Zack Weil: Oh, Metallica. They're my favorite example ever. I use them for everything. Have you ever watched the video of them rehearsing "One" at the Grammys? I am obsessed with this video. They can't figure out their own song, and they don't know how to accept the fact that there's this chunk missing in the middle that they've taken out. It's like eight bars and they don't understand it. It goes on for eight minutes of them talking back and forth. Lars is referring to "the middle hole," and no one knows what the fuck he's talking about. It is the best. I watch Some Kind Of Monster on almost a weekly basis.

Tone Madison: That is probably one of the best comedies of our time.

Zack Weil: They're crazy!

Tone Madison: It's one of these things where—these people are totally unaware. They have no idea.

Zack Weil: Well, that's what's so amazing about it. So the Grammy video is 10 years later. This is 2014. So you know that movie has come out, they've been exposed with all of that. And they're still the exact same people. Nothing changed. It's so good. I seriously can't recommend it enough. I'm going to probably watch it again today. It's really good. But, I don't really care about bands that take themselves too seriously. Metallica's just my special thing that I'm obsessed with.

Tone Madison: It says on the Bandcamp page that Whatever Forever took four days to record, and that the last one, Earth Suck, took three days to record, and Retrash took one day to record. Do you guys generally enjoy recording fast or has that always been just dictated by the circumstances?

Zack Weil: It's just circumstantial. Studio time's expensive, it's hard to get everybody free from their jobs—you know, you take three or four days off and you're in the studio. I don't really mind the recording aspect of it, but we never have time to experiment with sounds and do things that we would really want to do. But Whatever Forever couldn't have been done in less than four days, so we did it as fast as possible. But we did Earth Suck as fast as possible, and we did Retrash as fast as possible, so there's always - they've all been different, but there's only so much money that they're to willing to give us to do this. You gotta do what you can with it.
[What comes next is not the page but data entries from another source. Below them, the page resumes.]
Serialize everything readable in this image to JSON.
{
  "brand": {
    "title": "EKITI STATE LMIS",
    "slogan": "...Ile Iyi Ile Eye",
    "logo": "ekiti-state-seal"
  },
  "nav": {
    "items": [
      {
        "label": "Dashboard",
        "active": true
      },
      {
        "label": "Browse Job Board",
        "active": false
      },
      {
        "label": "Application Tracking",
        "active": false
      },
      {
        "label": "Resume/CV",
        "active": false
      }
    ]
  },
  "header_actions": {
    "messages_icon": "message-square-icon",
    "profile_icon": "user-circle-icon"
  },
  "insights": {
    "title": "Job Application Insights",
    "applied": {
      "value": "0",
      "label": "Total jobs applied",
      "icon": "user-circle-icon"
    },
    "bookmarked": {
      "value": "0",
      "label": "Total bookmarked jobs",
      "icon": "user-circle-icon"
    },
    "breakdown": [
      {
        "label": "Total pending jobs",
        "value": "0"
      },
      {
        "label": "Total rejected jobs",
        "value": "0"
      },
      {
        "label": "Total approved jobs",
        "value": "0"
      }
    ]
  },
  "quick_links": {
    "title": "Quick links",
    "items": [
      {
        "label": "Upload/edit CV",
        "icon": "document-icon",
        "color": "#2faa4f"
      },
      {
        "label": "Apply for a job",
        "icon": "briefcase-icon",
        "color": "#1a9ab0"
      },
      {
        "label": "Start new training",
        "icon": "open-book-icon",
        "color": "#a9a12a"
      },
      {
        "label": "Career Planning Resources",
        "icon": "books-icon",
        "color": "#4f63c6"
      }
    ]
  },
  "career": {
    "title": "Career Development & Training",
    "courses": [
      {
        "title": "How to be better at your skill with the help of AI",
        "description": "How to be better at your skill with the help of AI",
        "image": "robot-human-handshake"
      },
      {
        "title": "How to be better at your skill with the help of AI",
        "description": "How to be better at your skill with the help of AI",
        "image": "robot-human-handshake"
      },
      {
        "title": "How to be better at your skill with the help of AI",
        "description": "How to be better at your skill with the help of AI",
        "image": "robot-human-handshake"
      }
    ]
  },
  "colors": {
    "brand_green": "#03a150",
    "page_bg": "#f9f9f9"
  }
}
Tone Madison: I guess to wrap up here, what's your favorite part of playing live?

Zack Weil: There's the weird transcendent thing that happens where you know that you're playing for 35, 40 minutes or whatever, but it feels like two minutes have passed. So that's kinda cool. For me, there's no amount of fucked up I can be where I'm not just immediately in this different plane of existence up there, where things make sense and you're just magically watching your hands and you're like, "Woah, this is weird." And then all of a sudden it's over, and you're like, "Oh, okay." And you pack up your shit. A lot of times people don't recognize me because my hair is just in my face all the time, so I'm just like some dirty guy walking around a show. Sometimes they know who I am. They usually know who Kevin is, because he's orange. He's always wearing orange. They're like, "I know that guy!" You'll see. He'll be in total orange-wear in Madison.